RIO - Ela usa armações de óculos lilás, grife Cavalli um toque sofisticado no modelito sóbrio, próprio de quem anda de braços dados com o único Prêmio Nobel da língua portuguesa. No chá com os imortais (semana passada), na Academia Brasileira de Letras (ABL), enquanto ele lê em voz alta o trecho de um romance, ela faz dançar o dedo indicador, acompanhando o ritmo da leitura. Sorri, muito. Mas fica bastante séria quando, após vê-lo assinar mais de 200 livros (ele não costuma escrever dedicatórias), repara em seu semblante cansado: Agora já chega .

Temos uma parceria para a vida define ao Idéias a jornalista espanhola Pilar del Rio, mulher do escritor português José Saramago, na homenagem que o autor recebeu na ABL, no último dia 26.
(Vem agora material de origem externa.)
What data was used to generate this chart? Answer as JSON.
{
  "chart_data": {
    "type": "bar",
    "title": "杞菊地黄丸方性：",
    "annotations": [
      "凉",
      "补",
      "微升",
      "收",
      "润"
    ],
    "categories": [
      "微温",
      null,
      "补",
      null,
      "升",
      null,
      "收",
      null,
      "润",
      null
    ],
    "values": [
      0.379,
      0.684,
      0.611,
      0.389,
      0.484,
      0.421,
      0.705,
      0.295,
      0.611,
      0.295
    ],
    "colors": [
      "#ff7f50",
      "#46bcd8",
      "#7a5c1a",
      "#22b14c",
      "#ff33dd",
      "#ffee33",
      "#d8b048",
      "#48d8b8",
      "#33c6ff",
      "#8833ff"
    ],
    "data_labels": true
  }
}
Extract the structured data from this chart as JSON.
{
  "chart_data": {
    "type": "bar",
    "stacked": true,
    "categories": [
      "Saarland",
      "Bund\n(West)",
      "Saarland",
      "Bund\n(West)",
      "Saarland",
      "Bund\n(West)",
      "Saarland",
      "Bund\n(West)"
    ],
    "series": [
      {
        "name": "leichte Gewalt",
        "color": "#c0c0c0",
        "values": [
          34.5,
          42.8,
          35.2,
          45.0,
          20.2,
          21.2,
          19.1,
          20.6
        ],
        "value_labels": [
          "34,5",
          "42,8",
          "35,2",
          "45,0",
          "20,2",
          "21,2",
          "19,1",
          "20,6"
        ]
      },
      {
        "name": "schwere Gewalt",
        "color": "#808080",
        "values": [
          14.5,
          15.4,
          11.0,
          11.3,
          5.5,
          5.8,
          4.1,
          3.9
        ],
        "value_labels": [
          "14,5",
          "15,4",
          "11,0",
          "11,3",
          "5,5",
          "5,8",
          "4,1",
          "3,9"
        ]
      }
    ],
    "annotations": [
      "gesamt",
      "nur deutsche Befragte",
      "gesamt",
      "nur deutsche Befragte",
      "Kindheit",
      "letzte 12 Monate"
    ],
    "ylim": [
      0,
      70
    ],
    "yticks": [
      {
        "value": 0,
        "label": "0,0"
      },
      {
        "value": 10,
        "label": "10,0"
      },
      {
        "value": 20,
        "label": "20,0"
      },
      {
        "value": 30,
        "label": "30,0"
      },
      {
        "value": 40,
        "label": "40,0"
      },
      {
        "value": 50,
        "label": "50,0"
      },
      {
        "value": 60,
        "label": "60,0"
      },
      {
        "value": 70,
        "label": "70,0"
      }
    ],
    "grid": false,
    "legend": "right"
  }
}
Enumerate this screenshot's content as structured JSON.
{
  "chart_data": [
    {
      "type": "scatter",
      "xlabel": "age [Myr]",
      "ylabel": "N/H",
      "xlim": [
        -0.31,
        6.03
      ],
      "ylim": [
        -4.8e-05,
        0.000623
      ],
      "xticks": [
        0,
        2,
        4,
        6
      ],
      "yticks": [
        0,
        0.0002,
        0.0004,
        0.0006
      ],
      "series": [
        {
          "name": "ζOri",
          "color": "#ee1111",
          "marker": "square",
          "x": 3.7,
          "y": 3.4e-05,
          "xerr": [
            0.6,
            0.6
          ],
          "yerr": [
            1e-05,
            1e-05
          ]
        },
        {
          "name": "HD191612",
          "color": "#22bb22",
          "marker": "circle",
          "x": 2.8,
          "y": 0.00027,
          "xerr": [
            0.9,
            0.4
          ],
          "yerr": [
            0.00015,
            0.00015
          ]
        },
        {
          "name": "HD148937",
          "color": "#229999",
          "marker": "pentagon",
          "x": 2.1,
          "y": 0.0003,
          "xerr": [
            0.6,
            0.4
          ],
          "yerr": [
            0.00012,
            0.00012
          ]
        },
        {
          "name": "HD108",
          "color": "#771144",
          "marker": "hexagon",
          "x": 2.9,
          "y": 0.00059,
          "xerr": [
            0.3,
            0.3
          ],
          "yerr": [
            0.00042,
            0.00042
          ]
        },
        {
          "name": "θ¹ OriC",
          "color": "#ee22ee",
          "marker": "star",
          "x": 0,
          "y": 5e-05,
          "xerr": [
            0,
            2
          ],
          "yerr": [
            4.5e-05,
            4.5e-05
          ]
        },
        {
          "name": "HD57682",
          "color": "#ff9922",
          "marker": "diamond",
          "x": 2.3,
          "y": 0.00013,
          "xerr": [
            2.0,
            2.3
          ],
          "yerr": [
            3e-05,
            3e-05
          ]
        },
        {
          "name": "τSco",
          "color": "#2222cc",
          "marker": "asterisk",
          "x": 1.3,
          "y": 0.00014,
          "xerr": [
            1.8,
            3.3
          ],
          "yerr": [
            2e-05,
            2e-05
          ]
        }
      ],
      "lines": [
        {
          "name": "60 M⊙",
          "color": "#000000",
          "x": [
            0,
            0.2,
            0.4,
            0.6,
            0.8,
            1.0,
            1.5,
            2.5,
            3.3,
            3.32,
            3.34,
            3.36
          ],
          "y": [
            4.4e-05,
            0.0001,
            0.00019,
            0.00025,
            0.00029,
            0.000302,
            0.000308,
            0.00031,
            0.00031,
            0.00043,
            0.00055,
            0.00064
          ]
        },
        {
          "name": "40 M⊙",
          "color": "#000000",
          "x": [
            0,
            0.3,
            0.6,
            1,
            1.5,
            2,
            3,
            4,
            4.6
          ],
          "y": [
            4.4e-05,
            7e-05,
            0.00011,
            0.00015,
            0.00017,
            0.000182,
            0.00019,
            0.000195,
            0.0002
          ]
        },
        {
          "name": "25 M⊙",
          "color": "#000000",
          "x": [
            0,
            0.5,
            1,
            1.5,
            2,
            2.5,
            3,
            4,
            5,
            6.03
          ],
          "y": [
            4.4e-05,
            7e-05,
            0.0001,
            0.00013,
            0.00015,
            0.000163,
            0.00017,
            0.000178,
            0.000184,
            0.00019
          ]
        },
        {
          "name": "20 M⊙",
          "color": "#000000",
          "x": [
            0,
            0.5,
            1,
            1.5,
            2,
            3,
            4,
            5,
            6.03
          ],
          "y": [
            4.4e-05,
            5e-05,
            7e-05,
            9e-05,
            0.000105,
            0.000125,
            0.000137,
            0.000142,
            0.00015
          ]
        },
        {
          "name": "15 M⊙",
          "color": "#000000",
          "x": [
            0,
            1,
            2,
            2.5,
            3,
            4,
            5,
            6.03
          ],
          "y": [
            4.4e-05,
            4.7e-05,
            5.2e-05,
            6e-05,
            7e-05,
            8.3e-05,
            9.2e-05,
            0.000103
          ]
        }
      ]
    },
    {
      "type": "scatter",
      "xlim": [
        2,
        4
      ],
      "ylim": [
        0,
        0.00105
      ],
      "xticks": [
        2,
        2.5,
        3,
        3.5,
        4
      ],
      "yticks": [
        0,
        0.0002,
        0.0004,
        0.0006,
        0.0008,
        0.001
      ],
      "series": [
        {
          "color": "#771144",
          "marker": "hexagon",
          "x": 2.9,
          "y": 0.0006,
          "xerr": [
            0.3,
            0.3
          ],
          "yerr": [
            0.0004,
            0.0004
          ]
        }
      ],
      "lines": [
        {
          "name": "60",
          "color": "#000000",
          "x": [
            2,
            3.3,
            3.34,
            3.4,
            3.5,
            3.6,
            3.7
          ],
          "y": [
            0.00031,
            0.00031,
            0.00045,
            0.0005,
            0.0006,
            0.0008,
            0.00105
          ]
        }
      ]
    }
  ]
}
Além de esposa de Saramago, Pilar é também sua secretária, conselheira, tradutora para o espanhol e companheira de convicções políticas: comunista como ele, mantém-se engajada em inúmeras causas humanitárias. É presidenta e faz questão de ressaltar o a no fim da palavra da Fundação Saramago, que se ocupa da preservação da obra do autor e da defesa pelos direitos humanos.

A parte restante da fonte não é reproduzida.